Satisfied my want for a K mount a couple of years ago so pretty happy to see this on the way out of the local thrift store yesterday.  Remember when the M's came out and remember liking the size and weight vs my Spotmatic.  Yes, price tag says $15.






The winder doesn't work, I'll see if it's an easy fix but no big deal.  No corrosion in the camera battery well and everything lit up with a couple of fresh ones.  Seems to work fine and the meter tests accurate.  I'll shoot a roll if it ever warms up around here.

Cranked the 50mm  1.4  on the front of the K S2 and aimed it at a handy corner 11 ft. away at f2...




...and let the lens show off a bit with a 100% crop..





So, a few bucks got me a welcome addition to my Pentax family and a rather nice fast 50 to boot.


----------



## jcdeboever (Dec 15, 2016)

What a steal. 

Sent from my XT1254 using ThePhotoForum.com mobile app


----------



## limr (Dec 15, 2016)

I love Pentax glass.


----------



## webestang64 (Dec 16, 2016)

Those 1.4 50's are going up in price..........that is a wonderful deal!


----------



## smithdan (Dec 16, 2016)

Just spent some time cleaning up the ME.  Looks pretty sharp, everything works and the seals look ok too.  That lens is more than welcome, Spot's 1.4 50 has jaundice and is screwmount,  have a nice light k mount Rikenon f2 50 that came on the K1000, not too bad but this latest find seems to work on the K S2 better.  Next comes the usual half roll test drive.


----------



## smithdan (Apr 26, 2017)

Finally get off my duff and shoot the rest of the half roll.  Lousy weather yesterday so this helped to pass the time.  All on FP4 in tired (0ver a year old) D76 stock.

with the 1.4  50


 

with the $5 Takumar 1:4 50 Macro found the same week


 

..and my other diversion, practicing some harp.


 


Great Camera!  Would have been happy to own this back when it came out.  Nice to have the manual override,  like the size and weight.  The split image focusing aid is a nice addition but hard to use in low light.  Fixed the winder, just dirty contacts.  Kinda cool looking stuck there on the bottom but weighs as much as the camera and eats batteries.


----------



## Dave442 (Apr 26, 2017)

Just saw this thread.

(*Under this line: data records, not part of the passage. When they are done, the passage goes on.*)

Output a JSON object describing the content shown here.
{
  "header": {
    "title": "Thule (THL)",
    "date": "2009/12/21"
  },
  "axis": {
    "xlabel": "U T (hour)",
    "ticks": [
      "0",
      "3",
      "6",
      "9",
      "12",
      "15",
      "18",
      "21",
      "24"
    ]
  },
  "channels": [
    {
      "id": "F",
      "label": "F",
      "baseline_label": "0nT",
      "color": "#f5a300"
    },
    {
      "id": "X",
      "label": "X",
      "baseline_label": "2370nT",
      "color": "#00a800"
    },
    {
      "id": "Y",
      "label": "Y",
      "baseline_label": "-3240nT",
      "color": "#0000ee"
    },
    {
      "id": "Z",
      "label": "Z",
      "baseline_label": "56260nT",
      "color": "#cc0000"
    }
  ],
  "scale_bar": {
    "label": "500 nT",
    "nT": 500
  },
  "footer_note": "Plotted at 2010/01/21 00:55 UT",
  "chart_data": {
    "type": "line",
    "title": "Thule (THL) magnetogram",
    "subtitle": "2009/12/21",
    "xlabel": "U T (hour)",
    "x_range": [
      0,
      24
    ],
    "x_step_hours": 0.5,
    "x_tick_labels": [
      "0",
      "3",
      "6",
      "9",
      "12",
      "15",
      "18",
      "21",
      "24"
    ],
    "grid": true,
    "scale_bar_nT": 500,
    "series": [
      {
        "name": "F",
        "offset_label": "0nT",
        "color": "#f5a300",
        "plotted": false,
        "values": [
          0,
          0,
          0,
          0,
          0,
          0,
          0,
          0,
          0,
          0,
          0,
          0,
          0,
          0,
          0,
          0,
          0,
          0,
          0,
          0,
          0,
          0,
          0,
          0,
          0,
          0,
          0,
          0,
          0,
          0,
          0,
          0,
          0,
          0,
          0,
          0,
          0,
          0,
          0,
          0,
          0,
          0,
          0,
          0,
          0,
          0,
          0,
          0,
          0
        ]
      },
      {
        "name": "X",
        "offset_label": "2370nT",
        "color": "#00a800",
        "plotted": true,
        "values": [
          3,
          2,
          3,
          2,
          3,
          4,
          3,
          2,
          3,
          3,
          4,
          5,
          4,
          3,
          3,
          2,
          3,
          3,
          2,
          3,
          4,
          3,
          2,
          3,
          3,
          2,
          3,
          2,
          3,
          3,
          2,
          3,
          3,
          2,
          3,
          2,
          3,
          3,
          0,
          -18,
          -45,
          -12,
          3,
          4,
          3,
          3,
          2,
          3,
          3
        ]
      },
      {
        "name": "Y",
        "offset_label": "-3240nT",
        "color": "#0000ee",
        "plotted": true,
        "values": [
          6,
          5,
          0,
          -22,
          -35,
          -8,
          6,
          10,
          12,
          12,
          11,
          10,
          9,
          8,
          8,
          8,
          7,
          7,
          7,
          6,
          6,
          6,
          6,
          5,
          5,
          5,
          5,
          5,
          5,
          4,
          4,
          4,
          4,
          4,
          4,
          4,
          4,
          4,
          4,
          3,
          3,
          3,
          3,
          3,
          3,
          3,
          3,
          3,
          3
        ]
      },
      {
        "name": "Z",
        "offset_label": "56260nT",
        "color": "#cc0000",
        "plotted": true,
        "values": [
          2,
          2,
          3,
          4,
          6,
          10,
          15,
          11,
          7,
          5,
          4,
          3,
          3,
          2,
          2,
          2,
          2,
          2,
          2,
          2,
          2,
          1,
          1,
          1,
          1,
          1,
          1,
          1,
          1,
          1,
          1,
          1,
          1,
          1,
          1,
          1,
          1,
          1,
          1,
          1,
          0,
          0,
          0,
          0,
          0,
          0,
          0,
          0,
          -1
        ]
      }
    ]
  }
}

I had the exact camera and the winder back in the 80's.  Your right, the winder does eat batteries. The small size was great for backpacking trips and with the winder for track and field meets. I remember the split screen would partially black out in poor light or when I played with the 500mm f/8 mirror lens. 

Good to see the test shots came out and that your running some B&W through it.


----------